Far too often gardeners come shopping for one specific clematis cultivar in mind and often refuse to consider similar-looking varieties, some of which perform better. While ‘Nelly Moser’ is a popular cultivar, ‘Dr. Ruppel’, ‘Carnaby’, ‘Capitaine Thuilleaux’ and ‘Bee’s Jubilee’ all have a similar two-tone pink-white appearance and the same reliable performance. If you can’t find the deep purple ‘Jackmanii’ then consider the equally good looking ‘Warsaw Nike’, ‘Gypsy Queen’ or ‘Plum Gorgeous’, which is a part of the local Vancouver series. While ‘Henryi’ is an outstanding white, ‘Gillian Blades’, ‘Huldine’, ‘Guernsey Cream’ or ‘Fragrant Star’ all have pure white to cream flowers and make a nice addition to that perfect alba garden.
Blooms All Summer
Perhaps the most frequently requested attribute for clematis is that it bloom all summer, and this is where understanding the pruning groups can guide you. What you are looking for is either a C (blooms constantly on new growth) or B2 group (blooms on both last year’s wood and current season’s growth), as these will generally be in flower from June to September. Most two-tone or double forms are not included here but there are still many beautiful cultivars to choose from; including ‘Madame Julia Correvon’ (burgundy C), ‘Rouge Cardinal’ (crimson C) ‘General Sikorski’ (blue B2), ‘Niobe’ (wine-red B2 or C), ‘Polish Spirit’ (deep purple C) and ‘Ernest Markham’ (magenta-red C). Both C and B2 group clematis also work well in combination plantings (with honeysuckles, roses or other clematis) as they are cut down in late February or early March and make a fresh start every year.
Enjoying the Exotics
Exotic looking clematis are a mixed bag as far as hardiness is concerned. Both the ruffled petals of ‘Lord Neville’ and the luscious double blooms of ‘Vyvyan Pennell’ would work well in any tropical-themed landscape, but both are quite hardy at USDA zone 4. Similarly the unusual bell-shaped blooms of Clematis chiisanensis ‘Lemon Bells’ (zone 6) or Clematis texensis (zone 4) have a unique form but both are durable cultivars. However, the early blooming Clematis x cartmanii ‘Joe’ and C. cirrhosa ‘Freckles’ are stunning in flower but rather tender at USDA zone 7-8. Equally beautiful is Clematis florida ‘Sieboldii’ and ‘Alba Plena’ but since both of these are rated zone 7 they will need a sheltered microclimate to thrive, which is something to consider before purchase.

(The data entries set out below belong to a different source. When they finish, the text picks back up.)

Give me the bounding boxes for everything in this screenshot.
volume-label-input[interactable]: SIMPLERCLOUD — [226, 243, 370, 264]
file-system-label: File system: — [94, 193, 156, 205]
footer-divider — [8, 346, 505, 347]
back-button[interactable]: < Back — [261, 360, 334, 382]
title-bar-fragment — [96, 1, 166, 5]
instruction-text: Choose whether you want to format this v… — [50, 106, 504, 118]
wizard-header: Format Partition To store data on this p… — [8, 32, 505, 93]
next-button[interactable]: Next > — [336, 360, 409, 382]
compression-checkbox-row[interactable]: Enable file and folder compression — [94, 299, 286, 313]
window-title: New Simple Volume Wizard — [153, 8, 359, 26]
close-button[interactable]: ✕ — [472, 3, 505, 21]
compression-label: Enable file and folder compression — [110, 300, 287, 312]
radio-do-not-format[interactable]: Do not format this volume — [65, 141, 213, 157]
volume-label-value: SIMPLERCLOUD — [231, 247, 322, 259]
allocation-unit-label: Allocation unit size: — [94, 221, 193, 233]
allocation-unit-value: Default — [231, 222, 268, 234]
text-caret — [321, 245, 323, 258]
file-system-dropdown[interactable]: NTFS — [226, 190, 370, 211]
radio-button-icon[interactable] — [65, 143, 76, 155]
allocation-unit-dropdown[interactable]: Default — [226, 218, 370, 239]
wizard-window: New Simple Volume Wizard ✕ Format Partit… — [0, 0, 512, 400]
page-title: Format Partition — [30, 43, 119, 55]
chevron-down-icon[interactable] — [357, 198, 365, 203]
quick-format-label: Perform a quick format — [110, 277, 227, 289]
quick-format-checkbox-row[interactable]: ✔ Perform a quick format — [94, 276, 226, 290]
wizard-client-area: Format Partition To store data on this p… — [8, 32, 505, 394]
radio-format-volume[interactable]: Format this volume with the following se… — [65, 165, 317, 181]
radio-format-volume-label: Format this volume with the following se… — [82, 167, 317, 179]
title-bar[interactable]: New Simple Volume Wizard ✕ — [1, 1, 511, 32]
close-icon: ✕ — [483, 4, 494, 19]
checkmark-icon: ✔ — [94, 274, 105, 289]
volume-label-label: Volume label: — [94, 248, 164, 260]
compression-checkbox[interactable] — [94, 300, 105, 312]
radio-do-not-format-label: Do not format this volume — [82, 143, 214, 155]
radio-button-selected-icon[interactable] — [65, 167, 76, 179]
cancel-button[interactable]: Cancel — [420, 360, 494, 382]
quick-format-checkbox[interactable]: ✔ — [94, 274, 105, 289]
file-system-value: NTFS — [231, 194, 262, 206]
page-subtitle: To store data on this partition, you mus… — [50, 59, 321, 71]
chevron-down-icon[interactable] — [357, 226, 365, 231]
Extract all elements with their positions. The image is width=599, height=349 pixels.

'Lord Neville' & 'Vyvyan Pennell'
There are a number of clematis species and cultivars that can be used as groundcovers, although I would consider these when trying to obscure the leggy base of a large shrub or small tree. Harry Potter fans will enjoy the pun of Clematis recta ‘Serious Black’ with its dark purplish-brown foliage sharply contrasted by the tiny pure white blooms. Another good choice is Clematis ‘Durandii’, a very old (1870) hybrid between ‘Jackmanii’ and Clematis integrifolia with recurved indigo blue flowers and a long bloom period.
'Serious Black' & 'Durandii'
Well that should give you enough to choose from for now, but to be honest we haven’t even scratched the surface of what’s available out there. In any case, I hope this helps you spend a little less time pondering your potential purchase in the clematis section.